La volonté d’être utile

Silvia Cattori
Ramallah, Palestine Occupée le 15 décembre

Robyn, une Américaine âgée de 48 ans, venue en Israël pour visiter la ville sainte, n’avait jamais imaginé qu’elle irait un jour dans le camp des Palestiniens. Le hasard a fait qu’une fois à Jérusalem, elle a rencontré des internationaux qui lui ont parlé de l’International Solidarity Movement. C’est ainsi que cette femme a quitté l’hôtel King David pour débarquer dans la boue de Naplouse.

Dès sa première prise de contact avec les soldats à kippa qui maltraitaient des Palestiniens, la vie de cette femme élégante et douce, qui voyageait pour son plaisir, a basculé. Ses yeux se sont ouverts sur l’inimaginable. Sur des faits bruts qui lui ont apporté leur propre perspective.

Au check point d’Howwara, Robyn regardait cette foule de Palestiniens qui se pliaient docilement aux ordres les plus aberrants et ne cessait de répéter : « Ces colonnes de gens me font penser aux Juifs de l’holocauste.
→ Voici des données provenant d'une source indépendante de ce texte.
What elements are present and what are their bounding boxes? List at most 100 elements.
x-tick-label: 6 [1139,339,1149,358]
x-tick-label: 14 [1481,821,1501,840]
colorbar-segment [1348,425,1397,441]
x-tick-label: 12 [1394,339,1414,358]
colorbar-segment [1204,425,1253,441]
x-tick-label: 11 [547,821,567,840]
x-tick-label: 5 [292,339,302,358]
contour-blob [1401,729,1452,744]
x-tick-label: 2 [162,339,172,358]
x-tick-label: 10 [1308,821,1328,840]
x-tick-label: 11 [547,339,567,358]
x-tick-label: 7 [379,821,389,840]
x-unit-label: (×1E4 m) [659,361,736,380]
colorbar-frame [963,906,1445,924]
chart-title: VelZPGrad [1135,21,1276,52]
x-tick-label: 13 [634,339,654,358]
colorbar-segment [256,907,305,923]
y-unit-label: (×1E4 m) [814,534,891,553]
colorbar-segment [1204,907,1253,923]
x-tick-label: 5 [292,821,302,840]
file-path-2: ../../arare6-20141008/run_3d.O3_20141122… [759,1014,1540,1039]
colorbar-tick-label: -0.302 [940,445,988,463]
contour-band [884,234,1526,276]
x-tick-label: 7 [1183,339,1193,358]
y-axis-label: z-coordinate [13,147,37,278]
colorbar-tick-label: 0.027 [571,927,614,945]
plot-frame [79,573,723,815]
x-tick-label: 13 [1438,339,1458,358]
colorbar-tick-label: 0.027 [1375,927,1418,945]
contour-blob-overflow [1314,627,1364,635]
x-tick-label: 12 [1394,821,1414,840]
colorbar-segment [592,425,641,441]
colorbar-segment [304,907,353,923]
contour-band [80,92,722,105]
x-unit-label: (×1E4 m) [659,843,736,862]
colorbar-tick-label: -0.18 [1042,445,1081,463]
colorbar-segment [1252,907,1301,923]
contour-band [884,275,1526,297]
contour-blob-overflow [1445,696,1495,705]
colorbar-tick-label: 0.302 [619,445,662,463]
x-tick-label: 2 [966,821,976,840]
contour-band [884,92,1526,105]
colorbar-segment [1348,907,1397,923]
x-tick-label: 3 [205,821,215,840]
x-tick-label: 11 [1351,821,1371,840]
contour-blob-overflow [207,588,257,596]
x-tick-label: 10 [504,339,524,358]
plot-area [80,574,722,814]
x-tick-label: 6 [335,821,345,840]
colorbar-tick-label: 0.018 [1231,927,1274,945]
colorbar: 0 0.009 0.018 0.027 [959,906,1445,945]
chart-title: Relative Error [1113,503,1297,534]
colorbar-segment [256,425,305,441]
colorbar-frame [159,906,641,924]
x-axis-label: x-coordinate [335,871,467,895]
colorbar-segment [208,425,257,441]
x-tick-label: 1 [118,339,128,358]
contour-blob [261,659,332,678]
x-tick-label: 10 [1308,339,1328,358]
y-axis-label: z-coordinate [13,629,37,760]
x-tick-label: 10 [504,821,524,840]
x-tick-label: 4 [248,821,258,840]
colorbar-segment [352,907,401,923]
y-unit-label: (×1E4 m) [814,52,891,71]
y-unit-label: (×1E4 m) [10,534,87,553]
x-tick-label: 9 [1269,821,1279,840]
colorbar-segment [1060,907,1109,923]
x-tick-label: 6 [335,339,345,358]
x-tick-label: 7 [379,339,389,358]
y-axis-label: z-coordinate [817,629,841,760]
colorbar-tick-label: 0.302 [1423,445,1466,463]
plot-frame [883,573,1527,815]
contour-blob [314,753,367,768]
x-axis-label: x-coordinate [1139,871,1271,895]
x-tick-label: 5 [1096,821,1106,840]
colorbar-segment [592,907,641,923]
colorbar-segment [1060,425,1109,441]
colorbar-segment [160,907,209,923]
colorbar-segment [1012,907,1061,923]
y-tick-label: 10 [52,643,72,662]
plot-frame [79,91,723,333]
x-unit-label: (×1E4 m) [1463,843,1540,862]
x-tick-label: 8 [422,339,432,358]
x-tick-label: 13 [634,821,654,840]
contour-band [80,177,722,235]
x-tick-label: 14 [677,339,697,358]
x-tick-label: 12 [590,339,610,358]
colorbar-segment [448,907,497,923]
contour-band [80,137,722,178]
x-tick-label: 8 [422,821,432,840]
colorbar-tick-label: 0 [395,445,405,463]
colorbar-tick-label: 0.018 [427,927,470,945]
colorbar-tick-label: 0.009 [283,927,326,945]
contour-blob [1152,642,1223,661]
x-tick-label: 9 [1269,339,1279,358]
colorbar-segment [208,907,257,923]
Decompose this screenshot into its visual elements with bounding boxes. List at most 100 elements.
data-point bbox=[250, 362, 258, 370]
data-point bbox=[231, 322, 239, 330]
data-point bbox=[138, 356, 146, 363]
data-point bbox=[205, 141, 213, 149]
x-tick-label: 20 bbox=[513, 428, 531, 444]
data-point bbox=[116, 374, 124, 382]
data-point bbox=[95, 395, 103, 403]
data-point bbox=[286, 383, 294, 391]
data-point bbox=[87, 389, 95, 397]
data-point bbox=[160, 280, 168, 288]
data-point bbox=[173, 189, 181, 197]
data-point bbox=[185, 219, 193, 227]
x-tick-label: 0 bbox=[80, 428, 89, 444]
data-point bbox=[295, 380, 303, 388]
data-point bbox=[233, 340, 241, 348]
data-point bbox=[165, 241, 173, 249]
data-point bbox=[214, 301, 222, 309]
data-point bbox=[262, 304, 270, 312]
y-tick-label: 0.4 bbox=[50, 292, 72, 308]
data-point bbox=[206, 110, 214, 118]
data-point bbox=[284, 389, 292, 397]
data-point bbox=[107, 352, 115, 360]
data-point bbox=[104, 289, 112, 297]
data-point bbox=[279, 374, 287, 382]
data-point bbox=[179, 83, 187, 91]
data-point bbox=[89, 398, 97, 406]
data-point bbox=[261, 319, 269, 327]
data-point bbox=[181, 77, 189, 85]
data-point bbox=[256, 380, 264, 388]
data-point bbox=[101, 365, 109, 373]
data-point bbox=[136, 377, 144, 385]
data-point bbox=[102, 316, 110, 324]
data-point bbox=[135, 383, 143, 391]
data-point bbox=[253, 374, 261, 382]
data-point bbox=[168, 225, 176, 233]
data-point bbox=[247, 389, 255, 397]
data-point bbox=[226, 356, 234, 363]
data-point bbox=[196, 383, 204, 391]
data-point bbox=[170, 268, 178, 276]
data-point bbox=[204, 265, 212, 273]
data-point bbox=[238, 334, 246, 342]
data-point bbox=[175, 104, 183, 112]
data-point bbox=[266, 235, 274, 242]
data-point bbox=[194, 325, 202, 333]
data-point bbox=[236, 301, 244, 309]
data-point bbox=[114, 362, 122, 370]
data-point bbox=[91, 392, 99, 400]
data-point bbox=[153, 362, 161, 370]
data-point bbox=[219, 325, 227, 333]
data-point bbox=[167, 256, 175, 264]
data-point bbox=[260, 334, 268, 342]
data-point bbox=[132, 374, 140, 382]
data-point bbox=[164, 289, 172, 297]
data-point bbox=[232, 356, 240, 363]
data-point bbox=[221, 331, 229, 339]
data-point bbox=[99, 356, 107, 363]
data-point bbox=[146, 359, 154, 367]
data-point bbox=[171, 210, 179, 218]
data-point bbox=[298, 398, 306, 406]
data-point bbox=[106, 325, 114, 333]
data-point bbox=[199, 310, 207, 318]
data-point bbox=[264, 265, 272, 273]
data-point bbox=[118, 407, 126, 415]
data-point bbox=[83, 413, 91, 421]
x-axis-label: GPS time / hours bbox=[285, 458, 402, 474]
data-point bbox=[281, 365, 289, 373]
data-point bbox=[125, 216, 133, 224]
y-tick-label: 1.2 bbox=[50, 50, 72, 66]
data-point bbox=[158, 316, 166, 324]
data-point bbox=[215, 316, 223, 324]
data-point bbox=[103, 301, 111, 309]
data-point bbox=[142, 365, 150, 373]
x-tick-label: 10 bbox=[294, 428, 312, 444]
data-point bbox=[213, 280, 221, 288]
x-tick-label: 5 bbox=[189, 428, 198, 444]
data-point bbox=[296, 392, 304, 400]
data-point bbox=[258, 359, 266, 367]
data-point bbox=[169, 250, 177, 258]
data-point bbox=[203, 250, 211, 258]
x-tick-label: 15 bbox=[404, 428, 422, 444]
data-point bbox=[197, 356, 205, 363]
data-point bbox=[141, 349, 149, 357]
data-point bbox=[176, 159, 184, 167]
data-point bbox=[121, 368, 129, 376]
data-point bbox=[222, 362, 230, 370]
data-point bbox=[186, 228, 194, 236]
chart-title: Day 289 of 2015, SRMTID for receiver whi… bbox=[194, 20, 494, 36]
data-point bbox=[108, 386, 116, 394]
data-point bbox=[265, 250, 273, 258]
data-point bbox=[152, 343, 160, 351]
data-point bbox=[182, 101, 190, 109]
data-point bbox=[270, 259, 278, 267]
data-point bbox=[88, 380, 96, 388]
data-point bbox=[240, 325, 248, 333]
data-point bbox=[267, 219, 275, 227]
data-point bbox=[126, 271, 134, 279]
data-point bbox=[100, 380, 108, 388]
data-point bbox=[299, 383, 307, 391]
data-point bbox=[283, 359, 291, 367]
Les Israéliens font aux Palestiniens ce que les Allemands ont fait aux Juifs ? « .

Quand la soldate s’est mise à fouiller une femme et à l’humilier avec un plaisir évident, Robyn est intervenue. La soldate l’a dévisagée avec mépris. Alors, Robyn est allée vers les trois soldats qui n’avaient pas plus de 19 ans et qui, eux aussi, brutalisaient les hommes. Parmi eux, elle a repéré le sergent, qui s’est montré tout de suite menaçant. Quand elle lui a dit qu’elle aimait les Juifs, que toute sa famille était juive, que son pays aidait Israël, mais qu’elle n’acceptait pas que des Juifs se conduisent de la sorte avec des non Juifs, il a accepté le dialogue.

 » Mais de quel droit les martyrisez-vous ? Ils sont chez eux « .

 » C’est notre terre  » a répondu le soldat d’un air sarcastique.

 » Qui a dit ça ? « 

 » La Bible « 

 » C’est un livre ancien. Vous devez partager »

 » Dieu nous l’a donnée. Si les Indiens veulent ta terre tu la lui donnes ? « 

 » C’était une grande erreur. Vous n’allez pas faire les mêmes erreurs que les Américains « 

 » On fait aux Palestiniens ce que les Américains font aux Irakiens  » ricanait-il.

 » Dans le monde on vous déteste. Vous êtes de plus en plus haïs »

 » Tu me déranges. Si tu ne pars pas j’appelle la police « 

Elle n’est pas partie. Elle n’avait pas peur. Elle avait l’avantage d’être Juive et de posséder, au surplus, le passeport américain. Elle aurait pu passer sans montrer son indignation. Elle a pris le parti de la justice : d’utiliser ses privilèges à fond, pour défendre les Palestiniens injustement écrasés.

Il y avait là, le Major Ofal, ou Ofer – le teint violet, la cinquantaine bouffie – qui se vantait d’être, lui, humain, d’avoir été placé là pour contenir l’ardeur des jeunes soldats dans certaines limites. Pendant que Robyn lui assénait tout ce qu’elle pensait des Juifs qui maltraitaient les Palestiniens, des centaines de Palestiniennes qui attendaient depuis des heures sous la pluie, portant, sacs, enfants, bagages, ont profité de ce flottement, et sont passées sans encombre.

Chaque jour il y a des jeunes voyageurs en route vers l’Orient, qui font une escale à Jérusalem. Ils se retrouvent dans des Hôtel comme le Faical, porte de Damas. Là ils rencontrent d’autres jeunes qui reviennent de Naplouse ou de Jenin avec le sentiment d’avoir voyagé « utile » et d’avoir découvert une vérité que le monde veut leur cacher : que le fanatisme juif est tout aussi répugnant que n’importe quel fanatisme ; que les Arabes, les musulmans, les Palestiniens sont des êtres pacifiques. Et que les soldats israéliens qui sèment la haine, le désordre et l’insécurité, ne sont pas du tout des êtres pacifiques.

Ces jeunes, que l’imposture et les mensonges de l’Etat d’Israël et de ses alliés auraient laissés – comme des générations de jeunes avant eux – dans la confusion et la désinformation, en quelques jours de voyage en Palestine ils peuvent comprendre cette chose simple : que l’Etat d’Israël qui fait la guerre avec des F 16 et des tanks à des populations innocentes, à des enfants, à des hommes qui n’ont pas de quoi résister dignement, est un état terroriste.

Il y a là un espoir. L’espoir que, grâce à la venue de tous ces gens, grâce à la sympathie qui s’établit entre eux et les populations écrasées que les imposteurs cherchent à délégitimer, le monde parvienne plus vite qu’on ne le pense à une meilleure compréhension des choses.